The Tribunal examined the evidence presented and submissions made. The submissions of the assessed owners who did not appeal to the Tribunal were heard. The Tribunal notes that the engineer established the watershed boundary. The owners who spoke to the Tribunal agreed there was a height of land on Richardson Drive and some of the land would drain to the Ipperwash Drain and some to the Lake. The precise amount of land draining toward the Ipperwash Drain was not established other than by the engineer. The Tribunal accepts the engineer’s evidence on these issues. The Tribunal also notes that none of these other owners had appealed to the Tribunal, although advised of their opportunity to do so by the Clerk of the Town when the decision of the Court of Revision was mailed. Therefore, the Tribunal did not decide these issues.
Since the Tribunal has no authority to deal with consequent damages, it was unable to consider the appellants’ concern about damage to one of their buildings, as a result of the work being carried out. However, there are other avenues available to the appellants if this matter cannot be resolved directly between them and the Town.
The Tribunal commends the engineer for the detailed explanation of the method of assessment of this unique project. The Tribunal finds no fault in the assessment approach used by the engineer, However, when the Tribunal applied a “fairness test” it came to the conclusion that the proposed assessments against the appellant impose a substantially disproportionate burden in the form of a benefit assessment. The fact that this land borders on the altered drain did not bring additional new benefits over what the old drain provided commensurate with the amount of the benefit assessment levied against this property, although it will, in fact, lower the watertable on the property. In the opinion of the Tribunal, a share of the benefit charged on this lot should be charged as outlet to the watershed. The Tribunal directs that the benefit assessment against parcel 40-217-01, Fred and Sandra Funk, should be reduced by $3,000 and this sum added to the outlet assessment of all the land in the watershed including the land of the appellant on a pro rated basis.

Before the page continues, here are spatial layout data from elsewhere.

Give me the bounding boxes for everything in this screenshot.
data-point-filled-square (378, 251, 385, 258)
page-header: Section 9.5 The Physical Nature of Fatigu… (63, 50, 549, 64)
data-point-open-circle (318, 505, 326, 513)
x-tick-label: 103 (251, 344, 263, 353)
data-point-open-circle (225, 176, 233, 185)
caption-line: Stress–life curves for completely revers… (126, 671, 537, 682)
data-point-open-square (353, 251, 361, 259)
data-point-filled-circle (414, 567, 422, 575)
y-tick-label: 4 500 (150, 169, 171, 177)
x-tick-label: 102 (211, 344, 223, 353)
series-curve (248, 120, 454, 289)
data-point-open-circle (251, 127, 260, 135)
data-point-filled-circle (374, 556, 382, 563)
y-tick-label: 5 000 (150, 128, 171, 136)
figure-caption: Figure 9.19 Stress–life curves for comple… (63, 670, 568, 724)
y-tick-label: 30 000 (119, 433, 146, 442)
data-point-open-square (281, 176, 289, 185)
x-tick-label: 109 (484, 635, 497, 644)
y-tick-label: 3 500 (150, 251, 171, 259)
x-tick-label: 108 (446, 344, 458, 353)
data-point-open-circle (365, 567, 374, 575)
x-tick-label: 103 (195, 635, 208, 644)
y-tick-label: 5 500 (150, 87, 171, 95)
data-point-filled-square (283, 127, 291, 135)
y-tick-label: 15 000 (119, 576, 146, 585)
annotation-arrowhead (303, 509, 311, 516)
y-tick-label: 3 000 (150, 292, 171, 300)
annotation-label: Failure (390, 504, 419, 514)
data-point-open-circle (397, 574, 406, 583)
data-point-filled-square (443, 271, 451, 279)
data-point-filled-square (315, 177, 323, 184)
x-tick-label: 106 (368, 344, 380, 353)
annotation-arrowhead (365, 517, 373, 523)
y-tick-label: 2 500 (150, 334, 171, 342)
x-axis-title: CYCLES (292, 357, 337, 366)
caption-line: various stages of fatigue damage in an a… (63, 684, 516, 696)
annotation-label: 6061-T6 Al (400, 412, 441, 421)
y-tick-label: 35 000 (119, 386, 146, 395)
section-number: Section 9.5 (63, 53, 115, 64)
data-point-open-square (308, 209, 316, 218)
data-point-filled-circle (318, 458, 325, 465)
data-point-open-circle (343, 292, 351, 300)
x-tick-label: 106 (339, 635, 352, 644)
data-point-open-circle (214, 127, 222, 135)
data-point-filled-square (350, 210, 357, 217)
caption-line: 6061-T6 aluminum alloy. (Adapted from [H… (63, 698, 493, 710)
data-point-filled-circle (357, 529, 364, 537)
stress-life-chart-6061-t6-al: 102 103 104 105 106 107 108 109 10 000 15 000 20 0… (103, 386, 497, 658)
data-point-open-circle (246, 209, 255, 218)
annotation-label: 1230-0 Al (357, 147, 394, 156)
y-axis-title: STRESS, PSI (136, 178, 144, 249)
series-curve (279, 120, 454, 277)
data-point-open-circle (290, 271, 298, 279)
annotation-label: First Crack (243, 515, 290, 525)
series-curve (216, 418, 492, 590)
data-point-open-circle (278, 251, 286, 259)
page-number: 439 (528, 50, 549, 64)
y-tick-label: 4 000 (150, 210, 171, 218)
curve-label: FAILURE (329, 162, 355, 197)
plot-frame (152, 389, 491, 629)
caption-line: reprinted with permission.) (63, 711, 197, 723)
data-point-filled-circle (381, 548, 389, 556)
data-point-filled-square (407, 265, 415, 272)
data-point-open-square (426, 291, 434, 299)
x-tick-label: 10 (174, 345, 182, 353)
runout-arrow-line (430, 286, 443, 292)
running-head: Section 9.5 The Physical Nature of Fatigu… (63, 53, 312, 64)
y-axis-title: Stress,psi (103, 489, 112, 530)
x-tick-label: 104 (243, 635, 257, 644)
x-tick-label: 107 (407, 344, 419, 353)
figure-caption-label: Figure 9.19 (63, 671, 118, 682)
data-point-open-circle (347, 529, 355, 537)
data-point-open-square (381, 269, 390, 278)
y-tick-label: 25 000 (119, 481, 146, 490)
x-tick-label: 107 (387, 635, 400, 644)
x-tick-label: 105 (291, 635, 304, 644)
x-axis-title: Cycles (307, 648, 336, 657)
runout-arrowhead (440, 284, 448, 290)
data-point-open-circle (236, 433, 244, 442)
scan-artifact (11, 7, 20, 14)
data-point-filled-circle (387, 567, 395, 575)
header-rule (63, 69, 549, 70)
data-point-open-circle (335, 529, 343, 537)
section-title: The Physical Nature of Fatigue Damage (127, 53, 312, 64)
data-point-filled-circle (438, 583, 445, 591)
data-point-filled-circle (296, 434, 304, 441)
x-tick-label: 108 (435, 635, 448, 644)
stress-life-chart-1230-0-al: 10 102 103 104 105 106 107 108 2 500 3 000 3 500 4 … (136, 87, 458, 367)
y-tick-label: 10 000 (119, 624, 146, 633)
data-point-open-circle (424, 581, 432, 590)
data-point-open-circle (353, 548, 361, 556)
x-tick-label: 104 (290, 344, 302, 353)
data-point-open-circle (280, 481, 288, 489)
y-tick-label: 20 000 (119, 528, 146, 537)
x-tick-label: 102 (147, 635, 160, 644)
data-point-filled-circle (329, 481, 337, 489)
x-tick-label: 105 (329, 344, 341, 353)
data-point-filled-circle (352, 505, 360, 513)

Although the appellants gave evidence that they have no actual drains emptying into the Ipperwash Drain, the Tribunal is of the opinion that the work will provide a much improved outlet, should the appellants decide to improve the drainage of their property, and as a result, an outlet assessment on the property is entirely appropriate.
ORDER OF THE TRIBUNAL
After careful consideration of the evidence filed and the submissions made the Tribunal orders:
The appeal of Fred and Sandra Funk is granted as hereinafter set out.
Before passing By-law 65 of 1998 the Clerk of the Town of Bosanquet is directed to reduce the benefit assessment against parcel 40-217-01, Fred and Sandra Funk, by the sum of $3,000.00. The sum of $3000.00 is to be added to the outlet assessment of all the land and roads assessed for the Improvements to the Ipperwash Drain, including the land of the appellant, on a pro rated basis.
The non-administrative costs of the Township in respect to this appeal shall form part of the cost of the drainage works and it is ordered that there be no other order as to costs and all parties are responsible for their own costs. Attention is drawn to Section 73 of the Act.
The reason for this decision is that, while the method used by the engineer in developing the schedule of assessment is appropriate in the circumstances, in the opinion of the Tribunal, the actual benefit assessment proposed to be levied against parcel 40-217-01, Fred and Sandra Funk, was too high and the proportion of the cost of the project charged to outlet over the watershed was somewhat too low.
Dated at Tilbury, Ontario this 7th day of July, 1999.